Here’s R’s built-in cars
dataset (speed of cars and the distances taken to stop).
require(ggplot2)
qplot(speed, dist,data=cars)
Let’s no run a linear regression on it
summary(lm(dist~speed, data=cars))
##
## Call:
## lm(formula = dist ~ speed, data = cars)
##
## Residuals:
## Min 1Q Median 3Q Max
## -29.069 -9.525 -2.272 9.215 43.201
##
## Coefficients:
## Estimate Std. Error t value Pr(>|t|)
## (Intercept) -17.5791 6.7584 -2.601 0.0123 *
## speed 3.9324 0.4155 9.464 1.49e-12 ***
## ---
## Signif. codes: 0 '***' 0.001 '**' 0.01 '*' 0.05 '.' 0.1 ' ' 1
##
## Residual standard error: 15.38 on 48 degrees of freedom
## Multiple R-squared: 0.6511, Adjusted R-squared: 0.6438
## F-statistic: 89.57 on 1 and 48 DF, p-value: 1.49e-12
The same thing, but with GLM
summary(glm(dist~speed, data=cars, family=gaussian(link=identity)))
##
## Call:
## glm(formula = dist ~ speed, family = gaussian(link = identity),
## data = cars)
##
## Deviance Residuals:
## Min 1Q Median 3Q Max
## -29.069 -9.525 -2.272 9.215 43.201
##
## Coefficients:
## Estimate Std.

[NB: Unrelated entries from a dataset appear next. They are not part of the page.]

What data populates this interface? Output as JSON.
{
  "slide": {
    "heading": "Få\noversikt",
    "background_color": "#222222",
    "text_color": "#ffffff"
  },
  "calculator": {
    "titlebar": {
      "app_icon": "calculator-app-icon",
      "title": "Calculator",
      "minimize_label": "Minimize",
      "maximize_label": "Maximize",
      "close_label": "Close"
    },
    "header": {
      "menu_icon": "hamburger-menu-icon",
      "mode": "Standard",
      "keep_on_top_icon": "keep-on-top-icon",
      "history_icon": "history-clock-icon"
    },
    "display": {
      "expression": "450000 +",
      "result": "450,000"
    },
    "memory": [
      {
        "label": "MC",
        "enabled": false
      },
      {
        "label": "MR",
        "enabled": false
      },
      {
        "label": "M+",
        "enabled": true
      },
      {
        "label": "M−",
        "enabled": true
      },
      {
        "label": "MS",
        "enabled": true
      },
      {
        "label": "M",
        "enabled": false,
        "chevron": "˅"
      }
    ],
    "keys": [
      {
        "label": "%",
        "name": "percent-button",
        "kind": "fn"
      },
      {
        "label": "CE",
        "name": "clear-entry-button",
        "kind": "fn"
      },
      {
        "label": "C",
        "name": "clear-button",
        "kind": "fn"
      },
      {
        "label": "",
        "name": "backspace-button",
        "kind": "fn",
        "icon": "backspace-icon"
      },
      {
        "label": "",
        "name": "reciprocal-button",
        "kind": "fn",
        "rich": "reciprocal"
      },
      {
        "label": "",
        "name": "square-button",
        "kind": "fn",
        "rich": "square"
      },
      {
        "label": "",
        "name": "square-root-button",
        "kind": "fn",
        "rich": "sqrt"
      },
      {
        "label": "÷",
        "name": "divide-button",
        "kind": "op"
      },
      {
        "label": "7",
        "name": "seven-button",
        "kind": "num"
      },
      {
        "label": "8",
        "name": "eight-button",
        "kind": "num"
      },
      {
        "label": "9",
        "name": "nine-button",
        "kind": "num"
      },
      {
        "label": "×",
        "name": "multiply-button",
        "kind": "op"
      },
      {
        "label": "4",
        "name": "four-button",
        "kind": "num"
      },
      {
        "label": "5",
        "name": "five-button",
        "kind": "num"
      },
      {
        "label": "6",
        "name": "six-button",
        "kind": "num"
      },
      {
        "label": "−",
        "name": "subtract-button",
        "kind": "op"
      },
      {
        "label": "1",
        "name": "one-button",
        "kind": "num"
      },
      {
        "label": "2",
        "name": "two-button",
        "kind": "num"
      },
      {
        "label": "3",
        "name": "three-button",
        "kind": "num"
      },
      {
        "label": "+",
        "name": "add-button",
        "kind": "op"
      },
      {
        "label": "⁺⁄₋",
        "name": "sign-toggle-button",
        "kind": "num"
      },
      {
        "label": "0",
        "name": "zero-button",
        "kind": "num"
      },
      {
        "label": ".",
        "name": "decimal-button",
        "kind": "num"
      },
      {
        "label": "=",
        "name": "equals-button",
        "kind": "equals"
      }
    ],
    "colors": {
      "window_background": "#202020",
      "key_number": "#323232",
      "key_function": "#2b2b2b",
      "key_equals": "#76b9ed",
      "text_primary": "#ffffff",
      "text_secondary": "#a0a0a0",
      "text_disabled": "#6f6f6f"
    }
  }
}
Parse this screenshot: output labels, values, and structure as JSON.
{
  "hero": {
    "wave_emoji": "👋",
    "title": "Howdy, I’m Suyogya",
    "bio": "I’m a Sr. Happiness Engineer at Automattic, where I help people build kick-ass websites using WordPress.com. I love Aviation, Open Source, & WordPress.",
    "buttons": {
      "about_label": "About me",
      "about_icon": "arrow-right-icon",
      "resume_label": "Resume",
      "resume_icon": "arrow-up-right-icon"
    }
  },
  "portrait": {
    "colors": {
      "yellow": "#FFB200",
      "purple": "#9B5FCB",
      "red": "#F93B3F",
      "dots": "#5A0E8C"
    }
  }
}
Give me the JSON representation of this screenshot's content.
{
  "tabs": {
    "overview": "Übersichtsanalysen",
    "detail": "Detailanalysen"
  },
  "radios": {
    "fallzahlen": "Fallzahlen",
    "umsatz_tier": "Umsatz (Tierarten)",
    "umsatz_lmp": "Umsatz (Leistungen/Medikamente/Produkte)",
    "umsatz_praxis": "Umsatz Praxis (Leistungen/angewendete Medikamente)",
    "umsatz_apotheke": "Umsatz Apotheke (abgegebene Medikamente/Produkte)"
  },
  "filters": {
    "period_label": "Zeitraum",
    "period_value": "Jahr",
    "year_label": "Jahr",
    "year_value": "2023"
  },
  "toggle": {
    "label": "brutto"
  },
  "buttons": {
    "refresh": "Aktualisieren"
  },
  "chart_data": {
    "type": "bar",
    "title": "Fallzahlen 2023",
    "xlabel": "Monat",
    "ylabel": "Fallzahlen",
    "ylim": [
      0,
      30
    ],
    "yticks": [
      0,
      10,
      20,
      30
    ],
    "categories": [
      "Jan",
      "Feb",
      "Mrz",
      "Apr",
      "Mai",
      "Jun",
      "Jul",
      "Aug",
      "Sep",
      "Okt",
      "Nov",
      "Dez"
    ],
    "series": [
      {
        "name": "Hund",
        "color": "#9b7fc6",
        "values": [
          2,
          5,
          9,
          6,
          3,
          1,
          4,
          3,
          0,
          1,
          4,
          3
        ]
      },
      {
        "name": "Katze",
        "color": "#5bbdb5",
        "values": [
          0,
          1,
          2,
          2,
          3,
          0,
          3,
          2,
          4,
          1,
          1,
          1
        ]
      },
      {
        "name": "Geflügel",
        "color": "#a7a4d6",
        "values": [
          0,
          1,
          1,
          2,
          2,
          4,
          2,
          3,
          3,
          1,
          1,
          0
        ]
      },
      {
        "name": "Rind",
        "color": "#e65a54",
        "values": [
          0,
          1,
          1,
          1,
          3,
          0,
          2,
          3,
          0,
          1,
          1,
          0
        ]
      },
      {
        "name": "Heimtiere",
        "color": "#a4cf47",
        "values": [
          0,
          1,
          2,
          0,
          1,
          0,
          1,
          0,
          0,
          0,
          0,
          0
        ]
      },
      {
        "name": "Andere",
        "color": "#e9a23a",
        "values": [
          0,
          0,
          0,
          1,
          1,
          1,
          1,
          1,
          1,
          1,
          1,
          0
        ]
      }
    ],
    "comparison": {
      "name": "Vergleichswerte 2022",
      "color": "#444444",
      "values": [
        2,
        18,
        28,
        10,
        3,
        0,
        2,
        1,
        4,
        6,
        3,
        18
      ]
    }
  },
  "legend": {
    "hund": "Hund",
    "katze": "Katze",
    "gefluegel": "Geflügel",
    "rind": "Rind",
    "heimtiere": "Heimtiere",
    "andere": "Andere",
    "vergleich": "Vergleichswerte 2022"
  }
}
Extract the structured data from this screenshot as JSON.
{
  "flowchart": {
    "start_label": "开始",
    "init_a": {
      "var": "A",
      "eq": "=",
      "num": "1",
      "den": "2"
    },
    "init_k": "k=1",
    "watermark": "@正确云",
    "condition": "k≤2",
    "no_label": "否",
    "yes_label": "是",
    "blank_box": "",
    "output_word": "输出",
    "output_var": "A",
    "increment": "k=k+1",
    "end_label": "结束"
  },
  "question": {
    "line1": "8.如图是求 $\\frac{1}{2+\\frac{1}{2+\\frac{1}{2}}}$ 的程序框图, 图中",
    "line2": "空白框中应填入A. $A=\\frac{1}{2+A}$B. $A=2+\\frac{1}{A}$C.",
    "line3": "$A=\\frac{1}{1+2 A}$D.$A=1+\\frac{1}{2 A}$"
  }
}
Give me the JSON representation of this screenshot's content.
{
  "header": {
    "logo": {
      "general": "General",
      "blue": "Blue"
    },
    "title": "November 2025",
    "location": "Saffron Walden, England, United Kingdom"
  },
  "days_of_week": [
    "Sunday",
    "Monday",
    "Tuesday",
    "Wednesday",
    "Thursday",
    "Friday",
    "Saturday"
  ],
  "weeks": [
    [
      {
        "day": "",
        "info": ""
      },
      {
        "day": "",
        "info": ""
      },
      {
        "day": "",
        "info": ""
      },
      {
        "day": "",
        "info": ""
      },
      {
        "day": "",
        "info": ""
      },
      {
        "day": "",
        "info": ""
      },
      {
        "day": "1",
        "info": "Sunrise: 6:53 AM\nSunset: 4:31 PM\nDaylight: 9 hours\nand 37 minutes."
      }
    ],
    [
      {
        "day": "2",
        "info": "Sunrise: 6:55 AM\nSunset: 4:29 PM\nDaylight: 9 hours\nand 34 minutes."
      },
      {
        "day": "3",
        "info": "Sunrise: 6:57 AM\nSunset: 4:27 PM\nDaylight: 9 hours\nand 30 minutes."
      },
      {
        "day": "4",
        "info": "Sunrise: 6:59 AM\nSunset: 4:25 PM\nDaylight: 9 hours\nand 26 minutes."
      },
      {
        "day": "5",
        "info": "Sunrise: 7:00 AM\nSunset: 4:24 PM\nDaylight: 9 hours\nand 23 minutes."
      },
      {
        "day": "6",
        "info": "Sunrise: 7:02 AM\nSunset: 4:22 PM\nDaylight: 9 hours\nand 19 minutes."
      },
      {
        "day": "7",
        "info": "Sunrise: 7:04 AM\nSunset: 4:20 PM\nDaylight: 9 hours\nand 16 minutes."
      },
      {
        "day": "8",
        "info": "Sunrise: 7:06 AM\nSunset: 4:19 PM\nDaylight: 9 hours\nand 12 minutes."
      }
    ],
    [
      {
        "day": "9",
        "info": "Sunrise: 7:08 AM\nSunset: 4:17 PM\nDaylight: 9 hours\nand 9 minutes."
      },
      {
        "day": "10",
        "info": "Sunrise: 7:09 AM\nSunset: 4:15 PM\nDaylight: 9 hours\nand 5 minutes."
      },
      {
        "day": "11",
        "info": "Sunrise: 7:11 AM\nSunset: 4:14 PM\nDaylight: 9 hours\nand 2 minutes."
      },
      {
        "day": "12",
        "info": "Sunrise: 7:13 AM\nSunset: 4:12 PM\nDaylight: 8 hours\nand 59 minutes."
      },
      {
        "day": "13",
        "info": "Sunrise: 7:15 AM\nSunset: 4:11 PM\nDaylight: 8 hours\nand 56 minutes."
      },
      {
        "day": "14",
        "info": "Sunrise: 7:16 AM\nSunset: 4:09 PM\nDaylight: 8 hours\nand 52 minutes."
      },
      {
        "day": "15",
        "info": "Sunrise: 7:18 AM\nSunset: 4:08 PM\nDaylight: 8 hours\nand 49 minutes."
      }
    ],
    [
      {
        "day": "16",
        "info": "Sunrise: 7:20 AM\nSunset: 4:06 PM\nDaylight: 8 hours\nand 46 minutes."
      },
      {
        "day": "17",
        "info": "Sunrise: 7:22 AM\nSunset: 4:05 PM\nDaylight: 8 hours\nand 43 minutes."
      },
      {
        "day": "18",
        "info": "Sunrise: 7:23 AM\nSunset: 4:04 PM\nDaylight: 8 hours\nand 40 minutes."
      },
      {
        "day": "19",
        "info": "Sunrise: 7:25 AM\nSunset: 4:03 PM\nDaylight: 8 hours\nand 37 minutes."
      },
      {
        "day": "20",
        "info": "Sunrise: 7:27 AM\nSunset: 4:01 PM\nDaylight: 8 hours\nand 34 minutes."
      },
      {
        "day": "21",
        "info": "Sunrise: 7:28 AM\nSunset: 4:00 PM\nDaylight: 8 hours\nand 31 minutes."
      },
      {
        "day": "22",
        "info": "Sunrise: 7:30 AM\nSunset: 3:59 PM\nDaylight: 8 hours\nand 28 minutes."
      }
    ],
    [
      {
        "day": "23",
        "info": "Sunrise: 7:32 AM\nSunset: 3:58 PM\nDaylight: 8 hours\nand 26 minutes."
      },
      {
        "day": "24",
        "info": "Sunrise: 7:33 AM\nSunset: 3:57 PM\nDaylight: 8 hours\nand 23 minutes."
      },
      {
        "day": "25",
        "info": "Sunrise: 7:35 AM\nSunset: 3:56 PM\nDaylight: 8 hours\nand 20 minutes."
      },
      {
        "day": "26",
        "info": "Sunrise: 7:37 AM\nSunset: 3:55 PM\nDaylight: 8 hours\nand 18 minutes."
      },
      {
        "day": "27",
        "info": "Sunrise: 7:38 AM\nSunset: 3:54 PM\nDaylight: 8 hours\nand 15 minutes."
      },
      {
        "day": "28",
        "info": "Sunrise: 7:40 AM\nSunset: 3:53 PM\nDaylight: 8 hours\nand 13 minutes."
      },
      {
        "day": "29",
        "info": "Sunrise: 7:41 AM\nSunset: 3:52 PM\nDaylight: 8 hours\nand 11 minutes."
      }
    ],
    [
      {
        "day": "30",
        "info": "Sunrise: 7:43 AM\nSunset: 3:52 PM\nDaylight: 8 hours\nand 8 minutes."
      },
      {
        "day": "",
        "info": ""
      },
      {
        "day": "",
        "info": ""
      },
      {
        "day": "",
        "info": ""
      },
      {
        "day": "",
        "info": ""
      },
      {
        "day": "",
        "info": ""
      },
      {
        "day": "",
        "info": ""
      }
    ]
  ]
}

Error t value Pr(>|t|)
## (Intercept) -17.5791 6.7584 -2.601 0.0123 *
## speed 3.9324 0.4155 9.464 1.49e-12 ***
## ---
## Signif. codes: 0 '***' 0.001 '**' 0.01 '*' 0.05 '.' 0.1 ' ' 1
##
## (Dispersion parameter for gaussian family taken to be 236.5317)
##
## Null deviance: 32539 on 49 degrees of freedom
## Residual deviance: 11354 on 48 degrees of freedom
## AIC: 419.16
##
## Number of Fisher Scoring iterations: 2
Here’s another way to get the overdispersion parameter:
anova(lm(dist~speed, data=cars))
## Analysis of Variance Table
##
## Response: dist
## Df Sum Sq Mean Sq F value Pr(>F)
## speed 1 21186 21185.5 89.567 1.49e-12 ***
## Residuals 48 11354 236.5
## ---
## Signif. codes: 0 '***' 0.001 '**' 0.01 '*' 0.05 '.' 0.1 ' ' 1
As you can see, the MSE (i.e., the mean squared error, or the mean squared residual (ajusted for the reduction in degrees of freedom) is the same as the estimated overdispersion.